Humans and the world are fundamentally good and only corrupted by institutions of power. The human will is ultimately all that matters: the will to choose and the will to be whatever one wants is the highest aspiration of the human soul (if we even grant the existence of the soul). Choice is all that matters and affirmation for one’s choices is what institutions should exist for (this is what motivates “pro-choice” Christianity). Theology and the Church, therefore, exist to affirm liberal choices and sensibilities.

This, of course, flies in the face of what the Church knows and teaches. While the Church Fathers taught that there is nothing more natural than grace in human life (since we were originally created in grace before the fall), the fact of the fall has stripped humanity of grace. Thus, the entire sacramental theology of the Church confers restoration—that is what it exists for. Baptism restores the grace lost in original sin. The Sacrament of Reconciliation continuously restores us to the grace we lose in our concupiscence. Restore. Restore. Restore. That is what Catholic theology is all about.

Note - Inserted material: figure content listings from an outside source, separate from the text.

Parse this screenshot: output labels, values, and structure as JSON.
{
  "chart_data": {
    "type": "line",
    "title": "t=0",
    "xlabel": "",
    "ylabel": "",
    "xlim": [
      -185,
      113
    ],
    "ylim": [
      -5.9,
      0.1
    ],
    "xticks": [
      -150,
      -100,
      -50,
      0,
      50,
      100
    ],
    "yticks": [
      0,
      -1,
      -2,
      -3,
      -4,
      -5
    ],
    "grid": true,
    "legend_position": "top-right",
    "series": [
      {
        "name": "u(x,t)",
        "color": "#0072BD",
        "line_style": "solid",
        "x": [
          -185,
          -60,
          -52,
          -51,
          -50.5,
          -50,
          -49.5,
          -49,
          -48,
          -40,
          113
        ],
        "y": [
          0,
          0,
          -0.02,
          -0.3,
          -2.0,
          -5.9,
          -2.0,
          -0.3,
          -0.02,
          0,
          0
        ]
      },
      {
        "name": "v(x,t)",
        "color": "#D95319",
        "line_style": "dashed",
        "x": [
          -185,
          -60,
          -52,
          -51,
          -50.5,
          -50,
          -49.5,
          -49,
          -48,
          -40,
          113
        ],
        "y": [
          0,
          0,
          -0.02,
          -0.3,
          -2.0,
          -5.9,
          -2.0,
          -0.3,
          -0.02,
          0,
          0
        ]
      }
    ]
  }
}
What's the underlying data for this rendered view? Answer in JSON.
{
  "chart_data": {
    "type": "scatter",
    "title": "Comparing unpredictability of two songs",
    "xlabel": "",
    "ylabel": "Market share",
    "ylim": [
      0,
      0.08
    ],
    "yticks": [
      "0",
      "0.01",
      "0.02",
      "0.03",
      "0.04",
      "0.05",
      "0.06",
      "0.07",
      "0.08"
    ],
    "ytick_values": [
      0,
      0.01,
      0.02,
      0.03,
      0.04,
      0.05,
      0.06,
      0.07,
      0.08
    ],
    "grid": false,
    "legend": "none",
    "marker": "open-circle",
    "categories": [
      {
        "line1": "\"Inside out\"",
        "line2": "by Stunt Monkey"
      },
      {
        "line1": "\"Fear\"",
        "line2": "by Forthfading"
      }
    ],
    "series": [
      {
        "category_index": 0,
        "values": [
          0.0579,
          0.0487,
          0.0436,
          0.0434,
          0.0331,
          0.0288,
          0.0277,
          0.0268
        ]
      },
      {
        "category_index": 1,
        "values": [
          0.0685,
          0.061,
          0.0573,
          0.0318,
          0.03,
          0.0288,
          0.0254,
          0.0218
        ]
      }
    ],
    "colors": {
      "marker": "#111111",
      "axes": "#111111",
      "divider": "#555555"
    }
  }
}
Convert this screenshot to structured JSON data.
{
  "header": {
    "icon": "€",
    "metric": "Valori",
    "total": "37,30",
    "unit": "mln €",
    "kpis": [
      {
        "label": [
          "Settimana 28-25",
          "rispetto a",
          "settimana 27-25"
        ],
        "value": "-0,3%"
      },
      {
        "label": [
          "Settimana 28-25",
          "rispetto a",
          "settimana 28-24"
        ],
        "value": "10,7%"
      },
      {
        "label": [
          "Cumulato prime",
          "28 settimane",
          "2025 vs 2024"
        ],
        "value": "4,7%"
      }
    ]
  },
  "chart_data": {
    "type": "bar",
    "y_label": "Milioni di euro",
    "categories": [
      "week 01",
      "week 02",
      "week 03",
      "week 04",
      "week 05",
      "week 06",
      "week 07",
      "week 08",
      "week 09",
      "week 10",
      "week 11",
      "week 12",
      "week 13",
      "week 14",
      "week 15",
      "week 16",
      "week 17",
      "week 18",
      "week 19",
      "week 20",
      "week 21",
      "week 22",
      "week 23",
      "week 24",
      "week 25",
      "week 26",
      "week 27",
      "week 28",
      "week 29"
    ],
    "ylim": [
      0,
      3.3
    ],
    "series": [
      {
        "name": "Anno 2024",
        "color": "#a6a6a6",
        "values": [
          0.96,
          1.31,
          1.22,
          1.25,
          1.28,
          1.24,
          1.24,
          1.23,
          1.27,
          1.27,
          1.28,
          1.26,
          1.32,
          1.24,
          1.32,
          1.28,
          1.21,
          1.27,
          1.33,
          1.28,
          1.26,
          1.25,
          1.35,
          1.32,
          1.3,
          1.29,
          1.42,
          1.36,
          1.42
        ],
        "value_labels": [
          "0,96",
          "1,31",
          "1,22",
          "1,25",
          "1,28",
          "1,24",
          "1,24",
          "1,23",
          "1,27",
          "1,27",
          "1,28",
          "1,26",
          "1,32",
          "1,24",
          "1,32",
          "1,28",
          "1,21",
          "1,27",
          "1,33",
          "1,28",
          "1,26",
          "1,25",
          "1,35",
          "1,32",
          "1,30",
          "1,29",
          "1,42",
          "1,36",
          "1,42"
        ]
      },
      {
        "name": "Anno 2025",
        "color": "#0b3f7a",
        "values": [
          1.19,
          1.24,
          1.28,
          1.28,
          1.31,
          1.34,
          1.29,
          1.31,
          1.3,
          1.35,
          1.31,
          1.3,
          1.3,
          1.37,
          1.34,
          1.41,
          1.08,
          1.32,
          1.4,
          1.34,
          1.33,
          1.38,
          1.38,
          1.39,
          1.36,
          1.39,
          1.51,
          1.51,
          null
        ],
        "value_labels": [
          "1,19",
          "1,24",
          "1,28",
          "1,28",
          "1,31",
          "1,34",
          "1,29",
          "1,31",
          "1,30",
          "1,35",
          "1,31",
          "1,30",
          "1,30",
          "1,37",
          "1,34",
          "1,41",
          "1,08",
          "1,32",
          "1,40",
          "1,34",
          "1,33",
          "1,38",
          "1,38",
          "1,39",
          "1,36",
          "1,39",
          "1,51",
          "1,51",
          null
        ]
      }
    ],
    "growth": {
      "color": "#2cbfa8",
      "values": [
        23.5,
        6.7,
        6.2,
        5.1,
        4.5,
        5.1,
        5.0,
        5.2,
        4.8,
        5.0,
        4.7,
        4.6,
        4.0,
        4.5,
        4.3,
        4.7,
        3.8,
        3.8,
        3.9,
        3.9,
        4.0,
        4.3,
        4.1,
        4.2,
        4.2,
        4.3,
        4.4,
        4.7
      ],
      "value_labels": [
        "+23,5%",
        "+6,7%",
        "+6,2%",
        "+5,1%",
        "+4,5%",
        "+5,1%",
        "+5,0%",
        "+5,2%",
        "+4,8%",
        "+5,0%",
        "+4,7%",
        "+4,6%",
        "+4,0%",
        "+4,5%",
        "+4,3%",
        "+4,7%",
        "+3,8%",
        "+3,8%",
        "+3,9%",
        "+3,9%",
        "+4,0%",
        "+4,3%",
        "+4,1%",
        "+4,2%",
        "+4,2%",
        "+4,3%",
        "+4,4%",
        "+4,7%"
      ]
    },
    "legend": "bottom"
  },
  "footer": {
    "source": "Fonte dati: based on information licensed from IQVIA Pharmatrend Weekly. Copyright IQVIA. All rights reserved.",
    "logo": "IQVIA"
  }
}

Furthermore, the deep anthropology of Catholicism in recognizing the realities of guilt, lust, and temptation equally imply the need for restoration. To have guilt, to suffer from lust, and to be tempted is to be drawn away from what you should experience: the beatitude of love of God found in grace. To wash away guilt, to cleanse oneself of lust, to have fortitude against temptation is to be restored to the love of God through grace offered to all through the sacraments and to be cleansed of guilt, lust, and temptation.

When Adam sinned, God came to him and offered him the chance to be restored. Adam obstinately refused. He and Eve were subsequently cast out of the Garden of Eden, out of the original union of love and grace they shared with God. 

God repeatedly sent His prophets to His people throughout the Old Testament offering them repentance and restoration. The people obstinately refused and suffered just judgment as a result of their sin. God became incarnate through the Son, coming to earth to seek out the lost sheep and restore them to God to bring salvation. This is the mission of the Church.

The commission to baptize is a commission to restore. From the beginning to the end, the story of salvation is the story of restoration. It is the faith that has been revealed to us in Scripture and taught to us by the holy apostles and preserved through the ages. 

One shouldn’t be shamed in being labeled a restorationist. God is a restorationist. All of us who are Catholic should be restorationists. 

The history of Christianity is informed by this theology of restoration. All Christians knew, until recently, that the story of Christianity, of Christ and His Church, is the story of restoration. It is the calling of humanity to be restored to God as originally intended, in the grace and love that Adam and Eve had when first created but subsequently lost in their sin and passed on to all of us through original sin.

That hasn’t changed even if the rhetoric of certain Church leaders has. Restoration is a beautiful and glorious thing because it is the plan of God. The sooner we accept this, the sooner we experience the beauty and love of God’s grace. That beauty and love of God’s grace, restored to us through Christ and the Church, is what we wish to share with the world.